Wednesday 8 June 2016

Seeing through chips

Rayko Ivanov Stantchev and his team have found a way to look inside computer chips. With terahertz radiation, they are able to look through materials that are otherwise opaque.

Light, but not quite
Terahertz radiation is part of the electromagnetic spectrum. This spectrum also contains radio waves, ultraviolet rays and also visible light. All types of radiation are sorted by wavelength on the spectrum. Terahertz’s wavelength comes right between microwaves and infrared, making its wavelength slightly longer than that of light. This is excellent for looking through materials, because the longer the wave, the bigger the objects the wave can ‘see through’. That’s why your computer has no problem with seeing the WI-FI (that are in fact radio waves), that comes from your router, but you can’t see the router, if you’re not sitting next to it. Radio waves have a way longer wavelength, and thus they can ‘bend’ around your furniture, stairs and cat. While the visible light, that your eyes see, has a shorter wavelength and can’t bend around your cat. But in the ability of waves to bend around things also lays the problem. You don’t want the waves to bend around the thing that you actually want to see. Terahertz waves have just the right wavelength

The electromagnetic spectrum, terahertz radiation comes between microwaves and infrared
Looking straight through
With terahertz radiation, we can look through computer chips, while still being able to see the structures inside it. To be able to look inside the chip, Rayko Ivanov Stantchev and his team beamed patterns of radiation onto a slice of silicon, the material most computer chips are made out of, that was only a hundredth of a centimetre thick. Because of this pattern, the silicon become transparent for the terahertz radiation. But the structures inside the chip don’t become transparent, enabling the scientists to see them. With this technique, they were able to find malfunctioning parts in the chip as small as eight micrometres across. That’s about half as thick as the finest human hair.
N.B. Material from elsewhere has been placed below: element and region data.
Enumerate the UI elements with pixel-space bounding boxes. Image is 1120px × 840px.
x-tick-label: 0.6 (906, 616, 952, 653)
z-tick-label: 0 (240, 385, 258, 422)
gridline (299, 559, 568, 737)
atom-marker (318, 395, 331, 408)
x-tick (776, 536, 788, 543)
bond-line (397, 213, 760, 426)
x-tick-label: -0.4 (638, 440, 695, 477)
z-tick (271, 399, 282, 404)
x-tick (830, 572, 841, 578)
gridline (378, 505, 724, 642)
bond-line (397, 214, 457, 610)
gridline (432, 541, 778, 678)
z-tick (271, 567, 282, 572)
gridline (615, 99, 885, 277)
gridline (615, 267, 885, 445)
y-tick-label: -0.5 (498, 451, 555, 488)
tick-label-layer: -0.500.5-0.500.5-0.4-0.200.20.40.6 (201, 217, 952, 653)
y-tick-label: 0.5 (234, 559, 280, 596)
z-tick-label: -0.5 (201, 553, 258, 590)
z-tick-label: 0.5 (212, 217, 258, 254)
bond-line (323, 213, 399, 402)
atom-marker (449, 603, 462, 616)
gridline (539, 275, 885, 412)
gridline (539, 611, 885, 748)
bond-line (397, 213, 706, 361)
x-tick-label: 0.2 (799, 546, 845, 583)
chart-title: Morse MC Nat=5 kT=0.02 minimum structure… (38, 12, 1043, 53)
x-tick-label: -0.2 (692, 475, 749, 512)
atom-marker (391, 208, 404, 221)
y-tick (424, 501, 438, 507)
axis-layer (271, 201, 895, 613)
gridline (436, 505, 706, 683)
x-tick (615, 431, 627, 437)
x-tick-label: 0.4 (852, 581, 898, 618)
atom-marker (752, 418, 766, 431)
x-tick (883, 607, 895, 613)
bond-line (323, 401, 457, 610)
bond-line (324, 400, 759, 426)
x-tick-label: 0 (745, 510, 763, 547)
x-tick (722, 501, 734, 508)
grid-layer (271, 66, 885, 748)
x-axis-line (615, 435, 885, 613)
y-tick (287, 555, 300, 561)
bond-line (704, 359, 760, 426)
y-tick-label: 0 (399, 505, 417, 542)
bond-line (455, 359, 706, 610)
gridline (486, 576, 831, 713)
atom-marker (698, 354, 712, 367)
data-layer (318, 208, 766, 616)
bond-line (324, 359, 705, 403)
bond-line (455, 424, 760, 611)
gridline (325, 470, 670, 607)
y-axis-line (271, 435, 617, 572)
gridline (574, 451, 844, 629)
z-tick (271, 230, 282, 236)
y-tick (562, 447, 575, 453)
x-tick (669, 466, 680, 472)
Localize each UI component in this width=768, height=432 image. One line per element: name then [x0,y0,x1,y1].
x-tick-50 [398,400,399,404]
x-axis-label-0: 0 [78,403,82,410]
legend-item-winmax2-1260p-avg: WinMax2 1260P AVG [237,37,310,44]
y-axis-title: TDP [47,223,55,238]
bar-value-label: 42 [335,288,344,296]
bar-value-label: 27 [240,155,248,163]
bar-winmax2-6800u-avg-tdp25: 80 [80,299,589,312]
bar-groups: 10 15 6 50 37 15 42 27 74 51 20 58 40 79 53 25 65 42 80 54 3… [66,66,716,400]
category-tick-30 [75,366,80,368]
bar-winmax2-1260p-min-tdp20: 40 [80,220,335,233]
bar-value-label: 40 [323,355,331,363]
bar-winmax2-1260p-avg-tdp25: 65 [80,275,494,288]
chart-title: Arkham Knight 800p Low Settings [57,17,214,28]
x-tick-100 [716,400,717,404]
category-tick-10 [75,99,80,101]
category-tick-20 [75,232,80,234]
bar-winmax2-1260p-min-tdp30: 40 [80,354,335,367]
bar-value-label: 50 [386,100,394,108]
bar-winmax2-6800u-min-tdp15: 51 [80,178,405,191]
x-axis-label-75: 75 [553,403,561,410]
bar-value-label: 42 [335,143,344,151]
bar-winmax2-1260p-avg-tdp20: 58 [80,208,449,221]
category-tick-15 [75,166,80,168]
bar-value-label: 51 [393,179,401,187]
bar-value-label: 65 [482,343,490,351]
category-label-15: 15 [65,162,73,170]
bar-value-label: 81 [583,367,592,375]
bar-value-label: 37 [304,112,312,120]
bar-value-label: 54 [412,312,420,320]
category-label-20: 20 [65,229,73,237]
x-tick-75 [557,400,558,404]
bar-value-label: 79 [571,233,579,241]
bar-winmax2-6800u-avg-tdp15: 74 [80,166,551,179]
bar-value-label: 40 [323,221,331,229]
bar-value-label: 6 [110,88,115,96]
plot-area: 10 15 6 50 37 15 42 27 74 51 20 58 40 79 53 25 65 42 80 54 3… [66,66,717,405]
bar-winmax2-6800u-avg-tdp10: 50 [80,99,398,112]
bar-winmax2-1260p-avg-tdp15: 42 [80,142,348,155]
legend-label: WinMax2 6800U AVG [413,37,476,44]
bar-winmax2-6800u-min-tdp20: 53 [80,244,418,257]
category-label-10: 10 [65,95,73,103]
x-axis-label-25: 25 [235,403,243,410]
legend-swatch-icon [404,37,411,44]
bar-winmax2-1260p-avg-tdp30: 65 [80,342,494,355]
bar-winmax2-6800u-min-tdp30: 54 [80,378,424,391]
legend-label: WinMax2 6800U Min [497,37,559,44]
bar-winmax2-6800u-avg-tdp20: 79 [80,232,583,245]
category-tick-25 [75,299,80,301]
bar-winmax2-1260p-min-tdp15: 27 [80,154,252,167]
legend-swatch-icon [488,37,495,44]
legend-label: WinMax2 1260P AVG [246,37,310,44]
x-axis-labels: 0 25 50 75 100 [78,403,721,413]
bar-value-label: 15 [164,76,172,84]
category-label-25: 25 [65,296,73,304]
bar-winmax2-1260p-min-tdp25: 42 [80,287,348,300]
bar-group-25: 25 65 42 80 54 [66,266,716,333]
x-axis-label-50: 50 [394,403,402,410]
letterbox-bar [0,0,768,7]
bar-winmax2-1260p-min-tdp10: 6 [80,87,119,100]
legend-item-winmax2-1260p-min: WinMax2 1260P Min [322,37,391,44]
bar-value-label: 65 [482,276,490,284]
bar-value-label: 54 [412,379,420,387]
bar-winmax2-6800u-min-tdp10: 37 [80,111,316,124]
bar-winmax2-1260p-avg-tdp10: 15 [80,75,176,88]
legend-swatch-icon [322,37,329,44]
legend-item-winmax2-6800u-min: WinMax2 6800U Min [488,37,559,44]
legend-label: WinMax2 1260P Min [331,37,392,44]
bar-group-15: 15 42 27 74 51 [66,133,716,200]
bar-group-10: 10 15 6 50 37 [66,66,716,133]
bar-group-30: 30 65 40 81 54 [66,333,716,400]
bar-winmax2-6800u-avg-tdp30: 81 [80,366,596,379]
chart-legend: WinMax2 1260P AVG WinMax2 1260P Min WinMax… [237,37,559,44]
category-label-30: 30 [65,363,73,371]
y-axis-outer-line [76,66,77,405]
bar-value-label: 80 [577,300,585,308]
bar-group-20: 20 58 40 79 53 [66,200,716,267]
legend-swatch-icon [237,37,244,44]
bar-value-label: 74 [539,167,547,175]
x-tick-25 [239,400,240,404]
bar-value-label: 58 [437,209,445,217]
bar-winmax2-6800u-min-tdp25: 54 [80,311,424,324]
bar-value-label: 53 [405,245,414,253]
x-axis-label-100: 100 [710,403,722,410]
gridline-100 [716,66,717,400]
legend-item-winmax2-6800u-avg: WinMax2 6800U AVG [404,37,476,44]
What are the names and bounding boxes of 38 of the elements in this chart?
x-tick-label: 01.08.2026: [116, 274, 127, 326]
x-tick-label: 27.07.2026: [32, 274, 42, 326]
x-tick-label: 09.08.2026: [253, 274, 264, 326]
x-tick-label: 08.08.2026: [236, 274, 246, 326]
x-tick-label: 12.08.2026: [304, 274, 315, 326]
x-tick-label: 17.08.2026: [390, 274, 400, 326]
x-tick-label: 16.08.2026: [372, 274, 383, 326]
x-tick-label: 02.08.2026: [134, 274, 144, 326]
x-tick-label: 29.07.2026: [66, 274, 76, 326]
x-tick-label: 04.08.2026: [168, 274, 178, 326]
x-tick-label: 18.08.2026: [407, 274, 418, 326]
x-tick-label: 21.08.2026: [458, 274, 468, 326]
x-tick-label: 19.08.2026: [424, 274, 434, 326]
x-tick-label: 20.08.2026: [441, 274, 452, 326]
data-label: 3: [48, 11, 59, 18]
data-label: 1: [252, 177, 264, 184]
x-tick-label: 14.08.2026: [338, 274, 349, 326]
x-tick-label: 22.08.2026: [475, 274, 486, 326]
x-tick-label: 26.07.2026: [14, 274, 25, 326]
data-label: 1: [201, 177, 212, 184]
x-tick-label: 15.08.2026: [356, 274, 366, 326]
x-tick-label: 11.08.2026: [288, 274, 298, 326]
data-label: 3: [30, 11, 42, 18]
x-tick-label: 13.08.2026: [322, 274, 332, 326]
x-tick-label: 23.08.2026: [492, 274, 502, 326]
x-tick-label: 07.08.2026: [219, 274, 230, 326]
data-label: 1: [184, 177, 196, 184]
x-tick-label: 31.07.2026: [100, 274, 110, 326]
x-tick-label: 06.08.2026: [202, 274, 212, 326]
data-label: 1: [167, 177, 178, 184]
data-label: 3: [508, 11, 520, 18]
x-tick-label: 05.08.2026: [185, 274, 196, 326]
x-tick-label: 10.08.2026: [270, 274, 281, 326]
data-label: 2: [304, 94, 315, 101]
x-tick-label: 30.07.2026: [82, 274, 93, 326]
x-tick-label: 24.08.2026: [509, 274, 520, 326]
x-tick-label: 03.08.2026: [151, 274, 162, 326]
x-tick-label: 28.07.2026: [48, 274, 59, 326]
Image made with terahertz radiation,
 you can clearly see the structure
Computers and biology
The researchers consider using terahertz radiation a technique with much potential. For now, the possibility to see through silicon is limited by the thickness of the material, and the material can’t be really thick yet. Scientist predict that with improving the techniques, much thicker materials could be used. This can be really helpful with checking computer chips for malfunctioning parts, since the chips can just be ‘scanned’. But terahertz radiation has another interesting use. It could also be used in biology to scan tissues, because water, which is abundant in all living organisms, absorbs the terahertz radiation, making it easy to detect were there’s a lot of water. Because the radiation doesn’t bounce off of those spots. All in all a very promising technique that will benefit both computer sciences and biology.